扶養控除、社会保険料控除、寄付金控除を対象とする。

    課税所得の時系列的な変化を推計する

    課税ベースに与えた影響を推計する

    どの程度公平性に影響を与えたのかを推計する(再分配効果)

 

 

【参考文献】

岡村忠生・酒井貴子・田中晶国(2021)『租税法』有斐閣アルマ.

金子宏(2007)『租税法』弘文堂.

田口方美(2022)「所得税の人的控除に関する研究」『関西大学経済論集』第723.

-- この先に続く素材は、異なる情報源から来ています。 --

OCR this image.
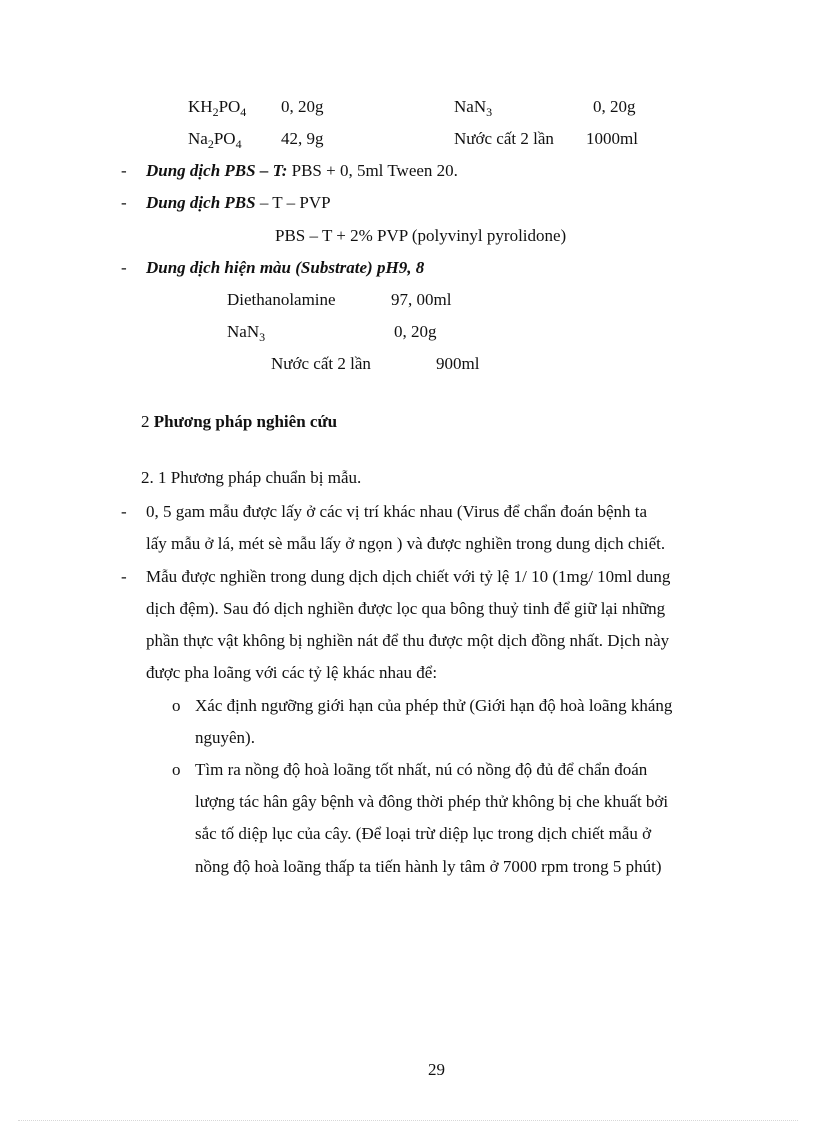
$KH_2PO_4$ 0, 20g	NaN$_3$	0, 20g
$Na_2PO_4$ 42, 9g	Nước cất 2 lần 1000ml
- Dung dịch PBS – T: PBS + 0, 5ml Tween 20.
- Dung dịch PBS – T – PVP
PBS – T + 2% PVP (polyvinyl pyrolidone)
- Dung dịch hiện màu (Substrate) pH9, 8
Diethanolamine	97, 00ml
NaN$_3$	0, 20g
Nước cất 2 lần	900ml
2 Phương pháp nghiên cứu
2. 1 Phương pháp chuẩn bị mẫu.
- 0, 5 gam mẫu được lấy ở các vị trí khác nhau (Virus để chẩn đoán bệnh ta
lấy mẫu ở lá, mét sè mẫu lấy ở ngọn ) và được nghiền trong dung dịch chiết.
- Mẫu được nghiền trong dung dịch dịch chiết với tỷ lệ 1/ 10 (1mg/ 10ml dung
dịch đệm). Sau đó dịch nghiền được lọc qua bông thuỷ tinh để giữ lại những
phần thực vật không bị nghiền nát để thu được một dịch đồng nhất. Dịch này
được pha loãng với các tỷ lệ khác nhau để:
o Xác định ngưỡng giới hạn của phép thử (Giới hạn độ hoà loãng kháng
nguyên).
o Tìm ra nồng độ hoà loãng tốt nhất, nú có nồng độ đủ để chẩn đoán
lượng tác hân gây bệnh và đông thời phép thử không bị che khuất bởi
sắc tố diệp lục của cây. (Để loại trừ diệp lục trong dịch chiết mẫu ở
nồng độ hoà loãng thấp ta tiến hành ly tâm ở 7000 rpm trong 5 phút)
29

田中康男(2005)「所得控除の今日的意義―人的控除のあり方を中心として―」『税務大学校論叢』48.

橋本恭之(2016)『租税政策論』清文社.

林宏昭(2023)『日本の税制と財政』中央経済社.

藤田晴(1992)『所得税の基礎理論』中央経済社.

松井祐介(2008)「所得税の課税ベース拡大に関する一考察」.

森信茂樹・前川聡子(2001)「わが国所得税課税ベースのマクロ推計」『フィナンシャル・レビュー』第57.